Here's some good news for all those North American resin makers adding polyethylene capacity: Latin America needs all the PE it can get.
That's the conclusion of a new study released by Houston-based IHS Chemical. Demand for the material is growing in Latin America — including Mexico, Central America and South America — because of an expanding middle class, but the region's current and planned PE capacity will continue to fall short of demand, driving the region to import approximately 50 percent of its PE needs by 2025.
Annual demand for high density, low density and linear low density PE in Latin America currently exceeds 15 billion pounds, according to IHS. But the region currently has a net PE deficit of almost 7 billion pounds. By 2025, the region's net PE deficit will approach 11 billion pounds, as reported in the IHS Chemical Special Report: Latin American Polyethylene Market: Supply Shortfalls, the Growing Opportunity. IHS partnered on the report with Brazilian consulting firm MaxiQuim.
The lack of future PE capacity expansion in Latin America “has been caused by the lack of competitiveness of regional feedstock resources compared to U.S. shale-based production,” IHS senior director of consulting Raul Arias Alvarez said in a news release.
As a result, the PE imbalance will be sustained and will increase as the economy starts to improve, further driving plastics demand in the region, added Arias Alvarez, the lead author of the report. PE imports will have to increase to meet demand, he said.

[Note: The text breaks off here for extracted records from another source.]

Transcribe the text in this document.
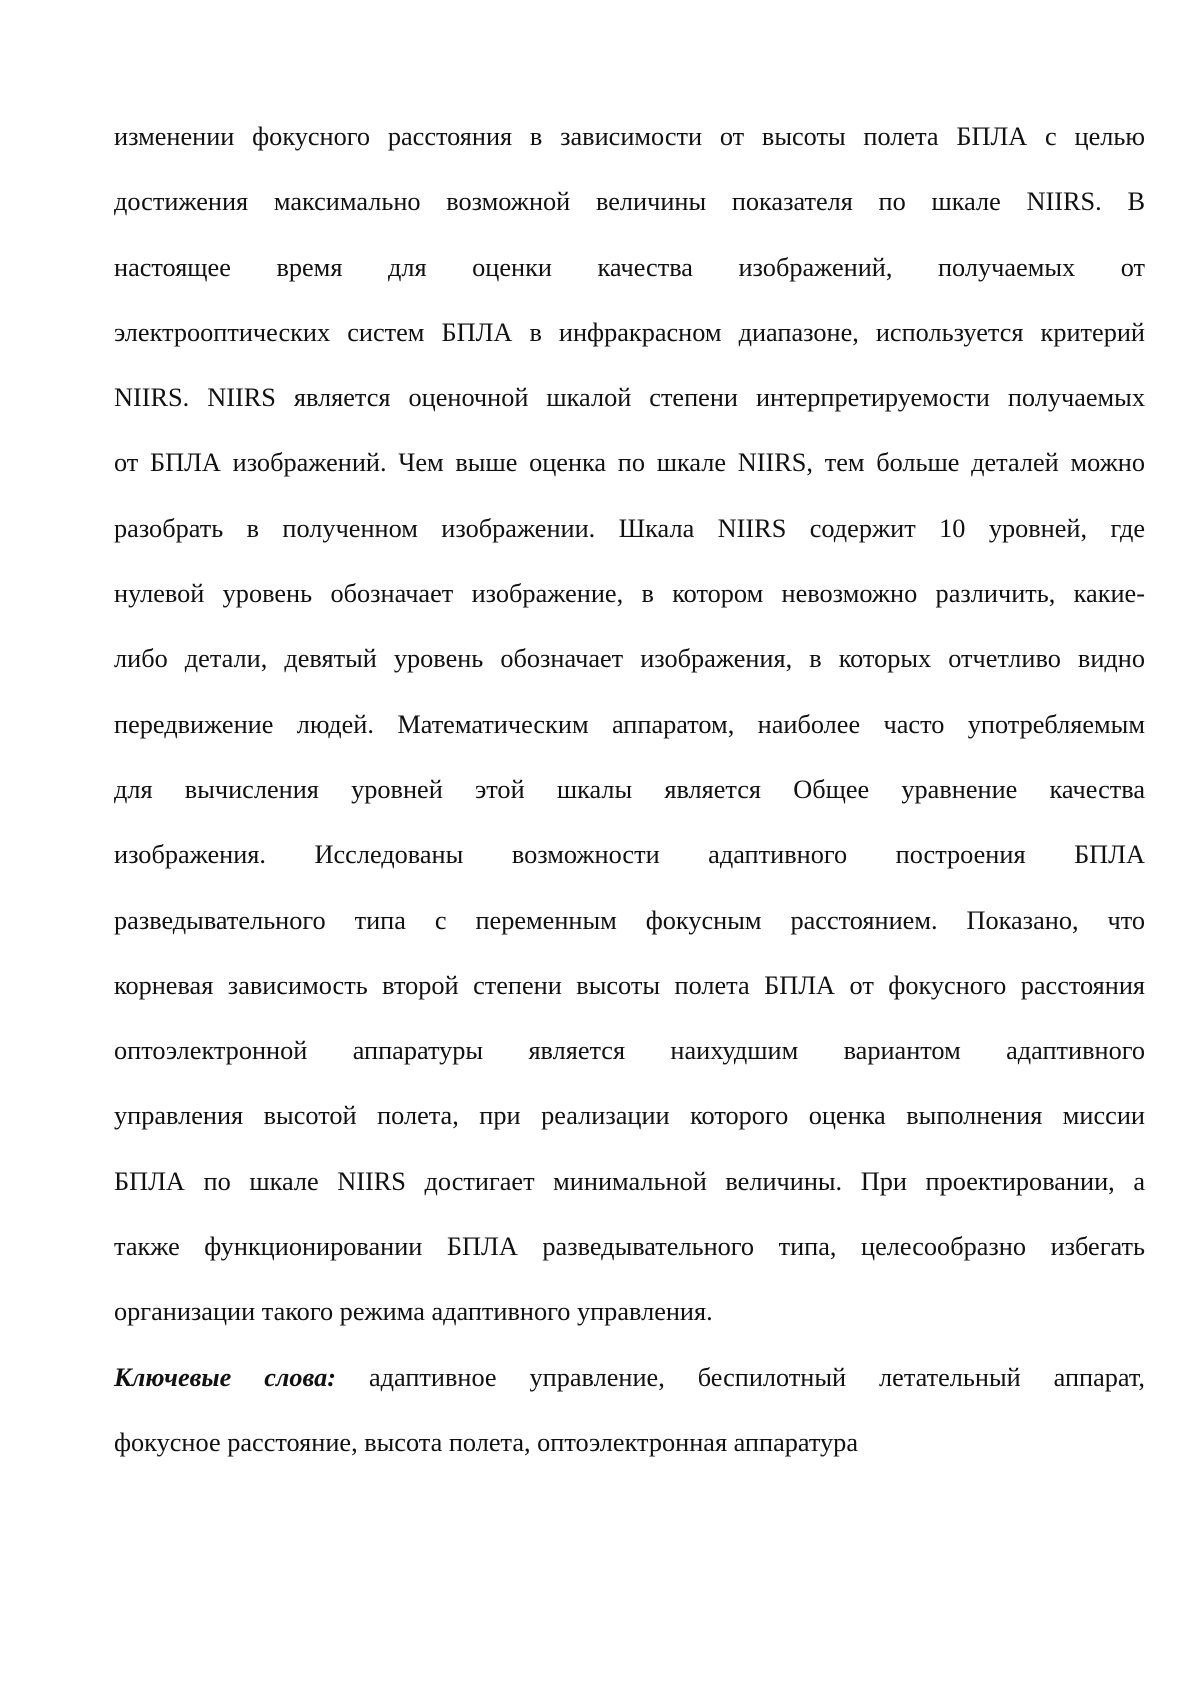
изменении фокусного расстояния в зависимости от высоты полета БПЛА с целью
достижения максимально возможной величины показателя по шкале NIIRS. В
настоящее время для оценки качества изображений, получаемых от
электрооптических систем БПЛА в инфракрасном диапазоне, используется критерий
NIIRS. NIIRS является оценочной шкалой степени интерпретируемости получаемых
от БПЛА изображений. Чем выше оценка по шкале NIIRS, тем больше деталей можно
разобрать в полученном изображении. Шкала NIIRS содержит 10 уровней, где
нулевой уровень обозначает изображение, в котором невозможно различить, какие-
либо детали, девятый уровень обозначает изображения, в которых отчетливо видно
передвижение людей. Математическим аппаратом, наиболее часто употребляемым
для вычисления уровней этой шкалы является Общее уравнение качества
изображения. Исследованы возможности адаптивного построения БПЛА
разведывательного типа с переменным фокусным расстоянием. Показано, что
корневая зависимость второй степени высоты полета БПЛА от фокусного расстояния
оптоэлектронной аппаратуры является наихудшим вариантом адаптивного
управления высотой полета, при реализации которого оценка выполнения миссии
БПЛА по шкале NIIRS достигает минимальной величины. При проектировании, а
также функционировании БПЛА разведывательного типа, целесообразно избегать
организации такого режима адаптивного управления.
Ключевые слова: адаптивное управление, беспилотный летательный аппарат,
фокусное расстояние, высота полета, оптоэлектронная аппаратура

Latin America is home to more than 630 million people, including a large, youthful population, but is expected to see its GDP decline 0.7 percent in 2016, according to IHS officials. The region should recover, they added, driving greater consumer demand for a host of durable goods that are made from plastics.
North America can help meet this PE appetite, as almost 18 billion pounds of new capacity is set to come online there in the next five years. In 2017 alone, 6 billion pounds of new capacity is expected to arrive from projects by Dow Chemical, ExxonMobil Chemical and Chevron Phillips. All three of those projects are located on the Gulf Coast of Texas.